Mustafa Kemal Atatürk’ün direktifleriyle Gazi Orta Muallim Mektebi 1926 yılında, 1932 yılında da açılan resim-iş bölümüne öğrenciler alınırken giriş sınavları son derece özgün ve ülke şartlarına bağlı ileri bir yöntemle yapılmıştır (Altıntaş, 2007:32). Günümüzde de önemli bir yere sahip olan Gazi resim-iş bölümü ülkemiz için sanatçı ve sanat eğitimcileri yetiştirmeye devam etmektedir.

İsmet İnönü döneminde köy enstitüleri ile birlikte halkevleri de açılarak, topluma evrensel kültür değerlerinin öğretilmesi amaçlamış ve bir sanat politikası

(35)

oluşturulmuştur. 1939-1944 yılları arası da etkinliklerini gerçekleştiren “Yurdu Gezen Türk Ressamlar” programına tüm sanatçıların katılması istenmiştir. Her yıl en az on sanatçı, yurdun çeşitli illerinde sanat çalışmaları yapmıştır. Özellikle gittikleri ilin yaşam şeklini, doğasını, yöreye özgü özelliklerini yansıtan resim yapmaları istenmiştir. Bu çalışmalar daha sonra İstanbul ve Ankara’da açılan sergilerde topluma aktarılmıştır. Bu resimler, Anadolu’yu tanımayanlara öğrenme fırsatı sunmuştur.

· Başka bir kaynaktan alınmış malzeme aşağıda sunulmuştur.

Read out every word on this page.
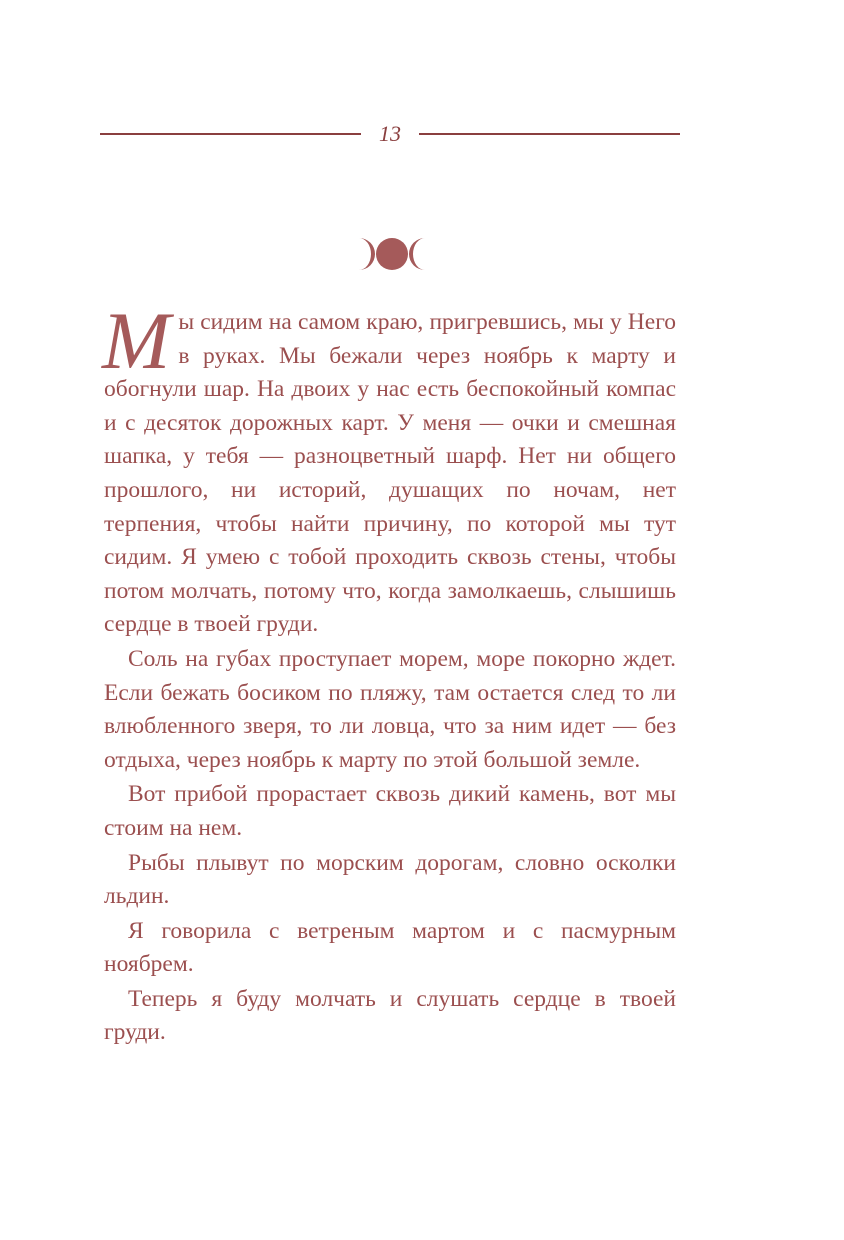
13

Мы сидим на самом краю, пригревшись, мы у Него в руках. Мы бежали через ноябрь к марту и обогнули шар. На двоих у нас есть беспокойный компас и с десяток дорожных карт. У меня — очки и смешная шапка, у тебя — разноцветный шарф. Нет ни общего прошлого, ни историй, душащих по ночам, нет терпения, чтобы найти причину, по которой мы тут сидим. Я умею с тобой проходить сквозь стены, чтобы потом молчать, потому что, когда замолкаешь, слышишь сердце в твоей груди.

Соль на губах проступает морем, море покорно ждет. Если бежать босиком по пляжу, там остается след то ли влюбленного зверя, то ли ловца, что за ним идет — без отдыха, через ноябрь к марту по этой большой земле.

Вот прибой прорастает сквозь дикий камень, вот мы стоим на нем.

Рыбы плывут по морским дорогам, словно осколки льдин.

Я говорила с ветреным мартом и с пасмурным ноябрем.

Теперь я буду молчать и слушать сердце в твоей груди.
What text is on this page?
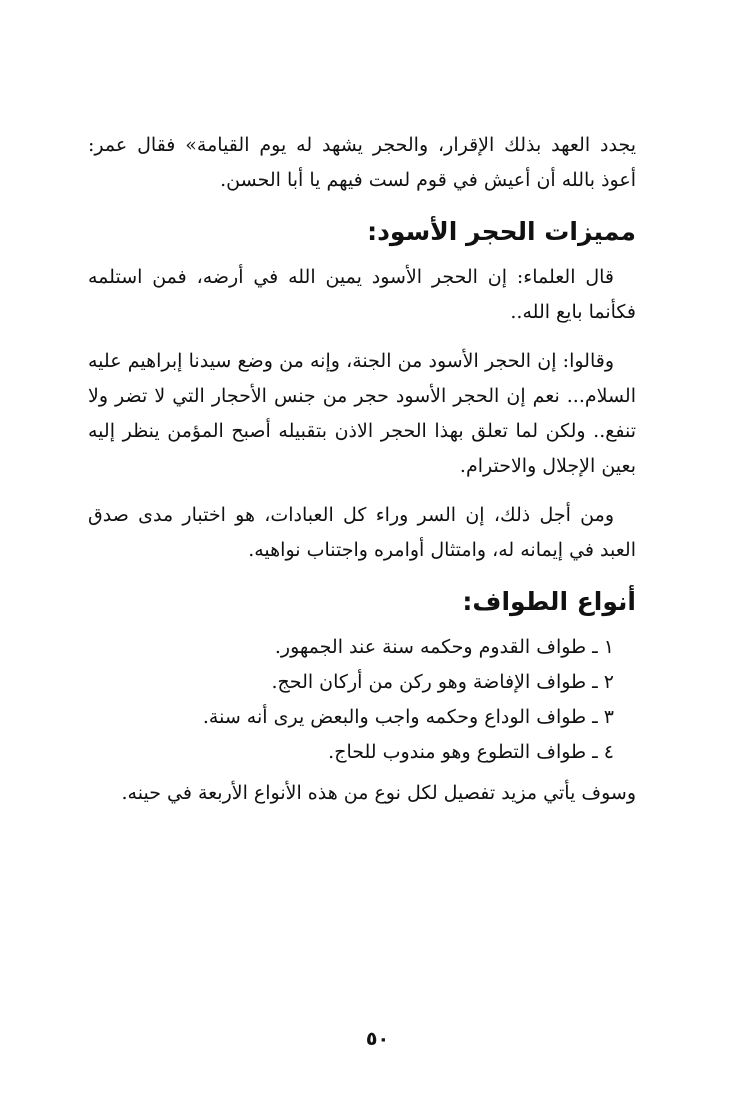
يجدد العهد بذلك الإقرار، والحجر يشهد له يوم القيامة» فقال عمر: أعوذ بالله أن أعيش في قوم لست فيهم يا أبا الحسن.

مميزات الحجر الأسود:

قال العلماء: إن الحجر الأسود يمين الله في أرضه، فمن استلمه فكأنما بايع الله..

وقالوا: إن الحجر الأسود من الجنة، وإنه من وضع سيدنا إبراهيم عليه السلام... نعم إن الحجر الأسود حجر من جنس الأحجار التي لا تضر ولا تنفع.. ولكن لما تعلق بهذا الحجر الاذن بتقبيله أصبح المؤمن ينظر إليه بعين الإجلال والاحترام.

ومن أجل ذلك، إن السر وراء كل العبادات، هو اختبار مدى صدق العبد في إيمانه له، وامتثال أوامره واجتناب نواهيه.

أنواع الطواف:
١ ـطواف القدوم وحكمه سنة عند الجمهور.
٢ ـطواف الإفاضة وهو ركن من أركان الحج.
٣ ـطواف الوداع وحكمه واجب والبعض يرى أنه سنة.
٤ ـطواف التطوع وهو مندوب للحاج.

وسوف يأتي مزيد تفصيل لكل نوع من هذه الأنواع الأربعة في حينه.

٥٠
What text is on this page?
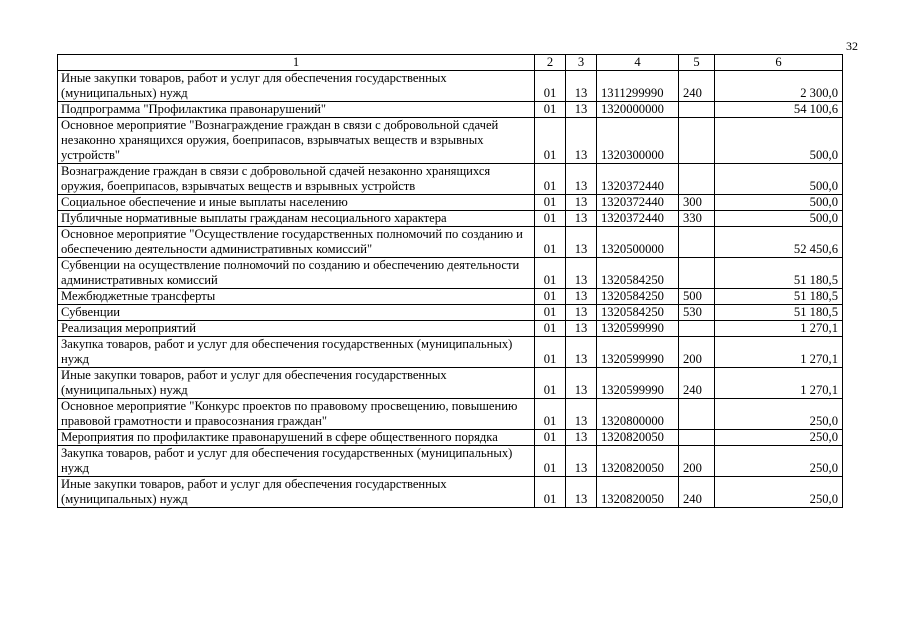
32
1	2	3	4	5	6
Иные закупки товаров, работ и услуг для обеспечения государственных (муниципальных) нужд	01	13	1311299990	240	2 300,0
Подпрограмма "Профилактика правонарушений"	01	13	1320000000		54 100,6
Основное мероприятие "Вознаграждение граждан в связи с добровольной сдачей незаконно хранящихся оружия, боеприпасов, взрывчатых веществ и взрывных устройств"	01	13	1320300000		500,0
Вознаграждение граждан в связи с добровольной сдачей незаконно хранящихся оружия, боеприпасов, взрывчатых веществ и взрывных устройств	01	13	1320372440		500,0
Социальное обеспечение и иные выплаты населению	01	13	1320372440	300	500,0
Публичные нормативные выплаты гражданам несоциального характера	01	13	1320372440	330	500,0
Основное мероприятие "Осуществление государственных полномочий по созданию и обеспечению деятельности административных комиссий"	01	13	1320500000		52 450,6
Субвенции на осуществление полномочий по созданию и обеспечению деятельности административных комиссий	01	13	1320584250		51 180,5
Межбюджетные трансферты	01	13	1320584250	500	51 180,5
Субвенции	01	13	1320584250	530	51 180,5
Реализация мероприятий	01	13	1320599990		1 270,1
Закупка товаров, работ и услуг для обеспечения государственных (муниципальных) нужд	01	13	1320599990	200	1 270,1
Иные закупки товаров, работ и услуг для обеспечения государственных (муниципальных) нужд	01	13	1320599990	240	1 270,1
Основное мероприятие "Конкурс проектов по правовому просвещению, повышению правовой грамотности и правосознания граждан"	01	13	1320800000		250,0
Мероприятия по профилактике правонарушений в сфере общественного порядка	01	13	1320820050		250,0
Закупка товаров, работ и услуг для обеспечения государственных (муниципальных) нужд	01	13	1320820050	200	250,0
Иные закупки товаров, работ и услуг для обеспечения государственных (муниципальных) нужд	01	13	1320820050	240	250,0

Bu çalışma bir süre sonra engellerle karşı karşıya kalmıştır. Ressamların özgür çalışma tavırlarına karşı eleştiriler olmuştur. Bu karşı çıkışların diğeri de 1945 Yurt Sergisi’ne gönderilen ressamların resimlerinin sergilenmemesidir. Halkevinin bodrum katında, özellikle unutulmuştur (Yılmaz, 2008: 34-35). Ressamların yurt gerçeklerinin yaşamış olmaları, sanatçıları etkilemiş ve Türk resminde toplumsal gerçekçiliğin yayılmasını sağlamıştır.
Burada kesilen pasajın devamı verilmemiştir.